If you’re a typical designer working in the software world, the majority of products you’ll create will have strictly two dimensional interfaces — length & width only, pixels on the screen. As interfaces have evolved over the years many have gained a very simple kind of “depth”: lighting effects, drop shadowing, and modeled surfaces. But they are (ironically) strictly surface effects: aids to perceiving flat objects on a flat screen in discreet layers. The illusion of depth is useful for managing a limited amount of space, and contributes to a more detailed and “real”-feeling experience. Yet like piled sheets of paper, they have depth but are not in any meaningful way three dimensional objects.

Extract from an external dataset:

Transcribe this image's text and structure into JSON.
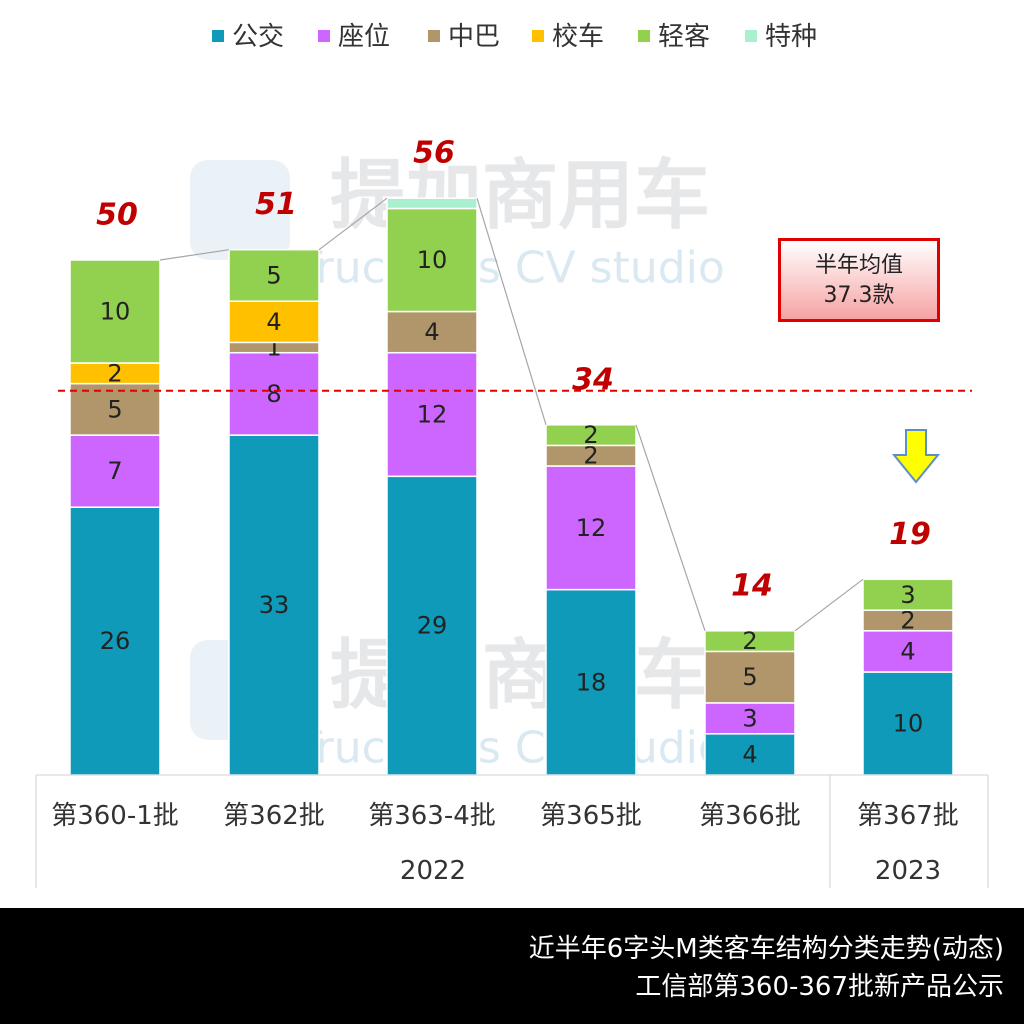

An alternate dimension that can be added to our otherwise flat interfaces is time.A useful way to frame almost any design problem is through the act of storytelling. A mobile phone design includes the story of how someone navigates through their contacts; a chart in an annual report tells the story of how well the company has performed in the past year. Time is integral to telling comprehensible stories, because it allows for a beginning, middle, and end. Animation in our interfaces connects the dots for users in a very direct way.
Mac OS X’s stacks feature: Collections of icons “stacked” on top of one another. Their visual utility is limited when still, but the story is clear once you see* the pile expand.
Unsurprisingly, information graphics and data visualization gain a tremendous amount of explanatory power with the addition of time (and motion). A print publisher that has embraced the extra dimensions that come with online publishing is the New York Times. Their interactive graphic features often contain information that would be challenging to explain in paper format.
By increasing the amount of data displayed while telling a more fluid story, time (and motion) can offer an opportunity to add depth _and_ clarity, simultaneously. What are other good examples of integrating time as an additional dimension?
* It’s tempting to assume that the interaction is clear for our users because it is clear in our own minds; but not providing a cohesive story (i.e., showing the animation) makes understanding difficult.